Abstract

Pancreatic cancer is a devastating disease with a fatal prognosis due to late diagnosis. Current imaging studies are inadequate for early detection and CA 19-9, the best tumor marker thus far, has low sensitivity in small pancreatic cancer, so the use of new markers is our most promising approach. Activation of the proto-oncogene K-ras and inactivation of the tumor suppressor genes p53, p16 and SMAD4 are characteristics for pancreatic cancer.

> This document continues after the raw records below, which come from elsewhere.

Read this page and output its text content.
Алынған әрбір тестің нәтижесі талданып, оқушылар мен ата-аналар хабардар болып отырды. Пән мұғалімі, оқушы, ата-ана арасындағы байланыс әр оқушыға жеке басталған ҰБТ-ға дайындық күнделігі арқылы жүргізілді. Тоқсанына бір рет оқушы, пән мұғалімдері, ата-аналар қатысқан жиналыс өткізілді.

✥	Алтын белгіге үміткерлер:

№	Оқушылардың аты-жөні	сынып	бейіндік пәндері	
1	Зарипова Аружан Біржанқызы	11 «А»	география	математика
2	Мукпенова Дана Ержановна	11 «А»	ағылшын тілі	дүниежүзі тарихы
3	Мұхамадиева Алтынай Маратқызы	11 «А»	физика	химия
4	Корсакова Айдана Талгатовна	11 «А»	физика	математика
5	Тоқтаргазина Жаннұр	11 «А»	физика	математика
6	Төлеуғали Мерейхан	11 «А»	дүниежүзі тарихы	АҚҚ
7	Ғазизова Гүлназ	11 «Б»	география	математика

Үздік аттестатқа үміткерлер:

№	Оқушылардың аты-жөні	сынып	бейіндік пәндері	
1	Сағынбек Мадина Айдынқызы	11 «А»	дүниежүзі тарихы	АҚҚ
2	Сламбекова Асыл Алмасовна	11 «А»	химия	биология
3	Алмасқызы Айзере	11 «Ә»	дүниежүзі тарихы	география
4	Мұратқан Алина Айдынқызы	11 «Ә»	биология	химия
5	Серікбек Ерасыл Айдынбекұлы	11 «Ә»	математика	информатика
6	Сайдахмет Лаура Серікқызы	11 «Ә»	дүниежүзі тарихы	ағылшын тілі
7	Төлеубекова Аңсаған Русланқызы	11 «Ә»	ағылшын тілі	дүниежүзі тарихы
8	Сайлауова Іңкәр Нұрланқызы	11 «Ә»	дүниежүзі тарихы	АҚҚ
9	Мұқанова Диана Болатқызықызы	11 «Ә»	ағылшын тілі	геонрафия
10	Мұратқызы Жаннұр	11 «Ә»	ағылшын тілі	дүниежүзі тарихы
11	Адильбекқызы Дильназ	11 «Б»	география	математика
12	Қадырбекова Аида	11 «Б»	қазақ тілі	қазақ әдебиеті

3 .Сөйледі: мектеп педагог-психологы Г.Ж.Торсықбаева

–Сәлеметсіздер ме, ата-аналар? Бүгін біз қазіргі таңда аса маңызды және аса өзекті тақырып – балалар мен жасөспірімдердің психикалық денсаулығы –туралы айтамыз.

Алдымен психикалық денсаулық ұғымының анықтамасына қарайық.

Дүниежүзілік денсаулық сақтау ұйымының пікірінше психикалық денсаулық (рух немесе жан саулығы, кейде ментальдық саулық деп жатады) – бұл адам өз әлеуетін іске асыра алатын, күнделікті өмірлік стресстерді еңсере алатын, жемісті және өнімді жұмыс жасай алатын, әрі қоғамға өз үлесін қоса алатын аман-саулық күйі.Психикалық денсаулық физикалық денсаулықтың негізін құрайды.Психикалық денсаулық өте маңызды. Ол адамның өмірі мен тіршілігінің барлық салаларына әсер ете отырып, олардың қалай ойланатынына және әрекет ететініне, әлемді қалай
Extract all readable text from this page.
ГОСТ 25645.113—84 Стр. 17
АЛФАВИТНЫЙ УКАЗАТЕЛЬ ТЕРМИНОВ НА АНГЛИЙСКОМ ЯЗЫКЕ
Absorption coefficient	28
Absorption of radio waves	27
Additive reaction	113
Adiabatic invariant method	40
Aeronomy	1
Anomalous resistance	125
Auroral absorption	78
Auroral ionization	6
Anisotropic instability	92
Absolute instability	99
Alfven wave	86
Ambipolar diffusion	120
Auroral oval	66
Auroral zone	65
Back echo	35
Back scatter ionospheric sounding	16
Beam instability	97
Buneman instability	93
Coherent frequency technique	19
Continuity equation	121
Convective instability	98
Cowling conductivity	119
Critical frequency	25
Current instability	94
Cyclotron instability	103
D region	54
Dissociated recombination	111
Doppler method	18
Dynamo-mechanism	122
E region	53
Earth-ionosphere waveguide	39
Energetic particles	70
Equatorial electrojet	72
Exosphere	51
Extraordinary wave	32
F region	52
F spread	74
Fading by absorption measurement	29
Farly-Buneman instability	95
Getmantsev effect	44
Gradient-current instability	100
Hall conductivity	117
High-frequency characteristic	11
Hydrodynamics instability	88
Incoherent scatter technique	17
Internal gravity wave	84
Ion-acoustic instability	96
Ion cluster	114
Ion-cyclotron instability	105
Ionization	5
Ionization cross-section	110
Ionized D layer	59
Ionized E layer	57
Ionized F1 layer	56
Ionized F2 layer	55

K-ras mutation can be detected from pancreatic juice in 55~79% of patients with pancreatic cancer but can occur in the setting of chronic pancreatitis up to 32%. Telomerase activity in pancreatic juice can be used to distinguish between cancer and pancreatitis. The progression model of pancreatic cancer proposes that pancreatic intraepithelial neoplasia is the pre-cancerous lesion and this model is important for developing screening tools to detect early curable cancer. Pancreatic cancer harbors aberrant methylation of many cancer-related genes and detection of DNA hypermethylation by methylation specific PCR is attractive new candidate suitable for early detection. Recent large- scale gene expression studies can be done using cDNA and oligonucleotide microarrays and serial analysis of gene expression. Hundreds of overexpressed genes were already identified in pancreatic cancer. Large-scale analysis of proteins in biologic samples is possible by proteomics which has been applied to discovery proteins that could be used as potential markers. It is hoped that the understanding of genetic alterations and development of high throughput technologies will lead to the rapid discovery of biomarkers that will save lives by enabling aggressive therapy at the early stage.